Come organizzare la visita senza rischiare un viaggio a vuoto
- Se vuoi visitare il MAR già adesso: il museo è aperto secondo gli orari ordinari indicati dalla biglietteria.
- Se vuoi vedere il nuovo scavo: attendi la data ufficiale di avvio del cantiere trasparente.
- Controlla l’orario prima di partire: l’accesso al settore di scavo potrebbe avere regole differenti rispetto al museo.
- Non confondere fine settembre con una data già fissata: al momento è una finestra temporale annunciata.
- Per gruppi e scuole: il nuovo progetto prevede attività didattiche, ma le modalità devono essere comunicate dagli organizzatori.
Perché i nuovi scavi possono cambiare la lettura della villa
La parte oggi conosciuta è soltanto una porzione di una residenza che doveva avere dimensioni e articolazione maggiori. Ogni nuovo muro può aiutare a ricostruire la pianta, la sequenza degli ambienti e il rapporto della villa con il paesaggio della baia.

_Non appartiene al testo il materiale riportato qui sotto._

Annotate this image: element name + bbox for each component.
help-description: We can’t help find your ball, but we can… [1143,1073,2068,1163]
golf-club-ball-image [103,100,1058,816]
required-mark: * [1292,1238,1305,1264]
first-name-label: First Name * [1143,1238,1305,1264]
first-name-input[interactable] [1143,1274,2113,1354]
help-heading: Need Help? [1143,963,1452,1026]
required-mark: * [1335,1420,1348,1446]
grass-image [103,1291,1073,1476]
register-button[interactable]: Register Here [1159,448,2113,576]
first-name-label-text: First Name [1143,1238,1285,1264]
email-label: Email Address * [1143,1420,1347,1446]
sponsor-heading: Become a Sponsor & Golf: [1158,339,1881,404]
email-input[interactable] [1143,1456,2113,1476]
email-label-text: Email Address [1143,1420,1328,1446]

Il nuovo settore può anche chiarire meglio le trasformazioni successive alla fase romana. Positano è un caso complesso perché l’area antica è stata inglobata nei secoli dalla città, dagli edifici religiosi e dai livelli medievali. Lo scavo deve quindi leggere più epoche nello stesso spazio.
La novità del 2026 non è soltanto che gli archeologi stanno scavando ancora, ma che il pubblico potrà vedere una parte di questo processo mentre avviene. La data esatta dell’apertura resta il prossimo dato da verificare. Fino ad allora, la formula corretta è semplice: nuovo cantiere annunciato il 7 settembre, accesso previsto entro fine mese, MAR già visitabile con il percorso ordinario.